I have a single server running PSU v3 with an SQL backend on MSSQL Server 2019 where the database is an availability group. My transaction log with just one job in PSU is growing out of control at around 25GB / hour. Is this expected behavior? Is there any tuning I can do to MSSQL and/or PSU to trim down the size of the transaction log?
This is not expected behavior. I did have another user mention this same problem but they ran a command to shrink the db log to resolve it and we never got to the bottom of why that happened. I think they used dbcc shrinkfile.
Some more info would be good:
How many jobs are you running per hour?
Are you storing a lot of pipeline data with your jobs?
I’m running a 3 PSU cluster with a SQL server backend. It’s not super busy but grabs all the running processes very minute just to inflate the database.
My job queues are healthy and nothing is backed up.
This is our first PSUv3 server, and I’m still just getting it setup. We have one job that runs every 5 minutes, the job is set to discard the pipeline (but there is very little output). We also have between two and three dashboards running as I test.
I have no jobs in the queue generally, however I am seeing MANY GroomService.Groom jobs scheduled, and over 2k failed Groom jobs.
I just emailed a log over, but it looks like a pretty generic error.
2022-09-21 00:03:00.614 -05:00 [ERR] Failed to process the job '23464': an exception occurred.
Hangfire.Storage.DistributedLockTimeoutException: Timeout expired. The timeout elapsed prior to obtaining a distributed lock on the 'HangFire:GroomService.Groom' resource.
at Hangfire.SqlServer.SqlServerDistributedLock.Acquire(IDbConnection connection, String resource, TimeSpan timeout)
at Hangfire.SqlServer.SqlServerConnection.AcquireLock(String resource, TimeSpan timeout)
at Hangfire.SqlServer.SqlServerConnection.AcquireDistributedLock(String resource, TimeSpan timeout)
at Hangfire.DisableConcurrentExecutionAttribute.OnPerforming(PerformingContext filterContext)
at Hangfire.Profiling.ProfilerExtensions.InvokeAction[TInstance](InstanceAction`1 tuple)
at Hangfire.Profiling.SlowLogProfiler.InvokeMeasured[TInstance,TResult](TInstance instance, Func`2 action, String message)
at Hangfire.Profiling.ProfilerExtensions.InvokeMeasured[TInstance](IProfiler profiler, TInstance instance, Action`1 action, String message)
at Hangfire.Server.BackgroundJobPerformer.InvokePerformFilter(IServerFilter filter, PerformingContext preContext, Func`1 continuation)
I’m able to reproduce a similar problem when forcing the groom job to hang.
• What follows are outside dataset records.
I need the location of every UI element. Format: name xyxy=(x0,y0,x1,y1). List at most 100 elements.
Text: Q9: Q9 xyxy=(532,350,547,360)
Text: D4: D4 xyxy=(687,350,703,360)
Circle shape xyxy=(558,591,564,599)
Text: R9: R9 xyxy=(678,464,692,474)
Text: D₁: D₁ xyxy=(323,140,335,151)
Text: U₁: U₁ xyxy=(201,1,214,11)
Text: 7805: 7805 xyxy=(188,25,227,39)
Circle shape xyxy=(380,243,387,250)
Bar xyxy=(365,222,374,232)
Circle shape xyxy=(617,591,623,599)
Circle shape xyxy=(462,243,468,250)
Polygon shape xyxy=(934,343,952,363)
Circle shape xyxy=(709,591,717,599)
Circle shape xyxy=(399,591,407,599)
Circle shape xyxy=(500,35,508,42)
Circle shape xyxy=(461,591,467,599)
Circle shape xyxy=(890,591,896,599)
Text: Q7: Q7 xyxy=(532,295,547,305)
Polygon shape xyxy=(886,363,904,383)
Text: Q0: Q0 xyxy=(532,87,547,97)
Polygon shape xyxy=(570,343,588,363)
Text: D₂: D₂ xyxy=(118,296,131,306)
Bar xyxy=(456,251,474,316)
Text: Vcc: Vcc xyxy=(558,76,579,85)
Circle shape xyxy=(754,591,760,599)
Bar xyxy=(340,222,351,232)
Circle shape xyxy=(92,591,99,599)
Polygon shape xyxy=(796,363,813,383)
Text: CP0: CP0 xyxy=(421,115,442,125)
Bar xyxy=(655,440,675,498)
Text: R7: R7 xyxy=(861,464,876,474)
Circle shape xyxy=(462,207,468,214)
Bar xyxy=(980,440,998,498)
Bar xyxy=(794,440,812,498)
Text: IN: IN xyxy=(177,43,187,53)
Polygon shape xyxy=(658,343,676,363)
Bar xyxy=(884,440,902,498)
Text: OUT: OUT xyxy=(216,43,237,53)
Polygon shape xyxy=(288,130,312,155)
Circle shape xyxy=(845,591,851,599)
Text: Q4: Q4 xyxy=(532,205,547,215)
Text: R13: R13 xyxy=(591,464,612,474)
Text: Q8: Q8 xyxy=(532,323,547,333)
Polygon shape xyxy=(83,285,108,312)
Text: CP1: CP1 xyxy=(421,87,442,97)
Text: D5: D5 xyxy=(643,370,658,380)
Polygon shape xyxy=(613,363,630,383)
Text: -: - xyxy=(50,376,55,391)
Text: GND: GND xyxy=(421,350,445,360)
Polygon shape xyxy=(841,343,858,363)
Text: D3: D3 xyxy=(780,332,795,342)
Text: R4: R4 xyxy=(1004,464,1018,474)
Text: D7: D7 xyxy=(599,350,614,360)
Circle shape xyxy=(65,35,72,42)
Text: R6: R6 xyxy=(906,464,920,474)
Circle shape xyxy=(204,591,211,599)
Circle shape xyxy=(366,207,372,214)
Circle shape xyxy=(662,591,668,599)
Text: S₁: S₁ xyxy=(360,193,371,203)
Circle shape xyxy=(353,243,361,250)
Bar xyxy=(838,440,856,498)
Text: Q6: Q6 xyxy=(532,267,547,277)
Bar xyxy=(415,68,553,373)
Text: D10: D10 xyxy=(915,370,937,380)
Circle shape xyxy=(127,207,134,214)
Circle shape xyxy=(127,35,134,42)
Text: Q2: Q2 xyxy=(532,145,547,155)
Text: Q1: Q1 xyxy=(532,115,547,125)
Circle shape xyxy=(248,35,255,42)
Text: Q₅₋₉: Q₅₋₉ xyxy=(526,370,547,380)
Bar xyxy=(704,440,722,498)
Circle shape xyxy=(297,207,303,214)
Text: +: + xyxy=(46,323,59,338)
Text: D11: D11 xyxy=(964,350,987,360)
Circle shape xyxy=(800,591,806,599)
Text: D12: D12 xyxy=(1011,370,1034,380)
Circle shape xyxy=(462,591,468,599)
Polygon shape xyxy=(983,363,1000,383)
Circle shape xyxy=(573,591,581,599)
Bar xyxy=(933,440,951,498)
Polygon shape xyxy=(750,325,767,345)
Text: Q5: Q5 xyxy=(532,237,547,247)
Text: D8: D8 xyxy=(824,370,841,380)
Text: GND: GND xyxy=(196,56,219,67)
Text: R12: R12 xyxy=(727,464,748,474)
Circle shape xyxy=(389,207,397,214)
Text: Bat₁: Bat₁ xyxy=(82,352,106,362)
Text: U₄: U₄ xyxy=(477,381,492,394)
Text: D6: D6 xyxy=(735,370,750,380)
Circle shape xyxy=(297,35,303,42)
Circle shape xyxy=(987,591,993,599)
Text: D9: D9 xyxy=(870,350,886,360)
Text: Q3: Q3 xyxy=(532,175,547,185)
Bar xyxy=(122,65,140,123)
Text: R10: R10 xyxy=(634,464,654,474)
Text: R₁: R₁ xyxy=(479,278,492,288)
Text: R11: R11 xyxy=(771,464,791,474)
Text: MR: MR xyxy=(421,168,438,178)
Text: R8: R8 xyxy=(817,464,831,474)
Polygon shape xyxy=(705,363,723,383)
Additional groom jobs will be queued up, wait for the distributed lock, fail to receive the lock and then reschedule.
This is not the correct behavior. The incoming groom jobs should be cancelled and not requeued if they cannot access the lock.
There is still an underlying issue that is causing the groom job to hang that may be the root cause here but I will have to try to reproduce that myself to see if we can get to the bottom of it. I’ll let you know if I need some more information.